Future, Present, & Past:



Speculative
~~ Giving itself latitude and leisure to take any premise or inquiry to its furthest associative conclusion.
Critical~~ Ready to apply, to itself and its object, the canons of reason, evidence, style, and ethics, up to their limits.
Traditional~~ At home and at large in the ecosystem of practice and memory that radically nourishes the whole person.

Oυδεὶς άμουσος εἰσίτω

Friday, April 29, 2016

Publishing. And not.


When Hilary Putnam died recently, a common theme in the many tributes offered was his well-known willingness to change his mind. I can no longer track down the remark and so cannot quote it exactly, but I remember some place where he spoke frankly of these about-faces, strongly commending the capacity to say things in the form: "I once thought.... I now think....".

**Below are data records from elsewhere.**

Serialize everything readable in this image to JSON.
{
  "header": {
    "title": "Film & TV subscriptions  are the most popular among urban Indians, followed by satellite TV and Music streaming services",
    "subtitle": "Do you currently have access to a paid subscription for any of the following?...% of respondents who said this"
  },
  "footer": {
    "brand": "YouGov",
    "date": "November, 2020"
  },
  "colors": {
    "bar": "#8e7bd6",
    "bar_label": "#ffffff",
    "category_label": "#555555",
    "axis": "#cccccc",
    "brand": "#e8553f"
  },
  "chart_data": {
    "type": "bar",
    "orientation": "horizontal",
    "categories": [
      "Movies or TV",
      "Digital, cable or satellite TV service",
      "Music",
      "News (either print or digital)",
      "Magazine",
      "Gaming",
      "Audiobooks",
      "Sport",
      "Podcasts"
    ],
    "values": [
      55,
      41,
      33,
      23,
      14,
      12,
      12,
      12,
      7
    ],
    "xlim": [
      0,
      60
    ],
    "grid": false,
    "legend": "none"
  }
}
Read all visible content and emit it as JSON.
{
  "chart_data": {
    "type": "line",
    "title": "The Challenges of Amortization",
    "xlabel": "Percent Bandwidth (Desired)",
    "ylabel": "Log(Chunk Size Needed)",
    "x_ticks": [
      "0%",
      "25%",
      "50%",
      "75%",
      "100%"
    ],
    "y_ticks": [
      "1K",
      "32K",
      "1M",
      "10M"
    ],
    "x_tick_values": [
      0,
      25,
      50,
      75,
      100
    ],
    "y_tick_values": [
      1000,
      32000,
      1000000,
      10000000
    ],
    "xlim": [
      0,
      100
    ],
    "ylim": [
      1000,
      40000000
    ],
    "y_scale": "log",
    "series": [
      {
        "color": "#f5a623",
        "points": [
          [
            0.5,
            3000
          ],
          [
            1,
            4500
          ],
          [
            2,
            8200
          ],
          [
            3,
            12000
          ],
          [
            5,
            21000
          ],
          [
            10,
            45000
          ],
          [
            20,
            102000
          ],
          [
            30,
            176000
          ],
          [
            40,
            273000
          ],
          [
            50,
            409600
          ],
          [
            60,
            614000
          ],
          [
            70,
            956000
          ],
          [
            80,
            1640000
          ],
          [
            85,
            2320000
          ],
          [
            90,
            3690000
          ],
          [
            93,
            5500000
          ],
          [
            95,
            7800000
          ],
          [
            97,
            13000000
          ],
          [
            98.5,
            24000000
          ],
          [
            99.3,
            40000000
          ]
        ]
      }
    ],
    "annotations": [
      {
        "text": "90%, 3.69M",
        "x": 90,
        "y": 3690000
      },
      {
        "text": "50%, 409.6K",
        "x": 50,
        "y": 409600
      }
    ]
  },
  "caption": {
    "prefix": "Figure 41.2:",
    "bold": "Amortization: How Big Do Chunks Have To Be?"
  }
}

This came back to me recently while reading R.G. Collingwood's Autobiography. Collingwood is reminiscing about of John Cook Wilson, a professor of logic at Oxford:
"I rewrite, on average, one third of my logic lectures every year," said he. "That means I'm constantly changing my mind about every point in the subject. If I published, every book I wrote would betray a change of mind since the last."
For Putnam, it simply meant he was willing to conduct his shifts of position in public. For Cook Wilson, it was (according to Collingwood) a reason not to publish at all. (In fact, Cook Wilson did publish -- mainly articles, many of which were collected in the posthumous Statement and Inference in 1926). There are others who fit these profiles: Socrates in the agora, (supposedly) constantly changing his position, is a model of continual public revision; Wittgenstein pruning and re-arranging the Investigations until there was no realistic chance of making them public in his lifetime is on the other extreme. But most thinkers fall somewhere between.

Collingwood remarks that
I already knew that there are two reasons why people refrain from writing books; either they are conscious that they have nothing to say, or they are conscious that they are unable to say it.
For almost the first two decades after I came of age intellectually, I was haunted by the first reason. But I begin to wonder if it won't be the second that really gets me.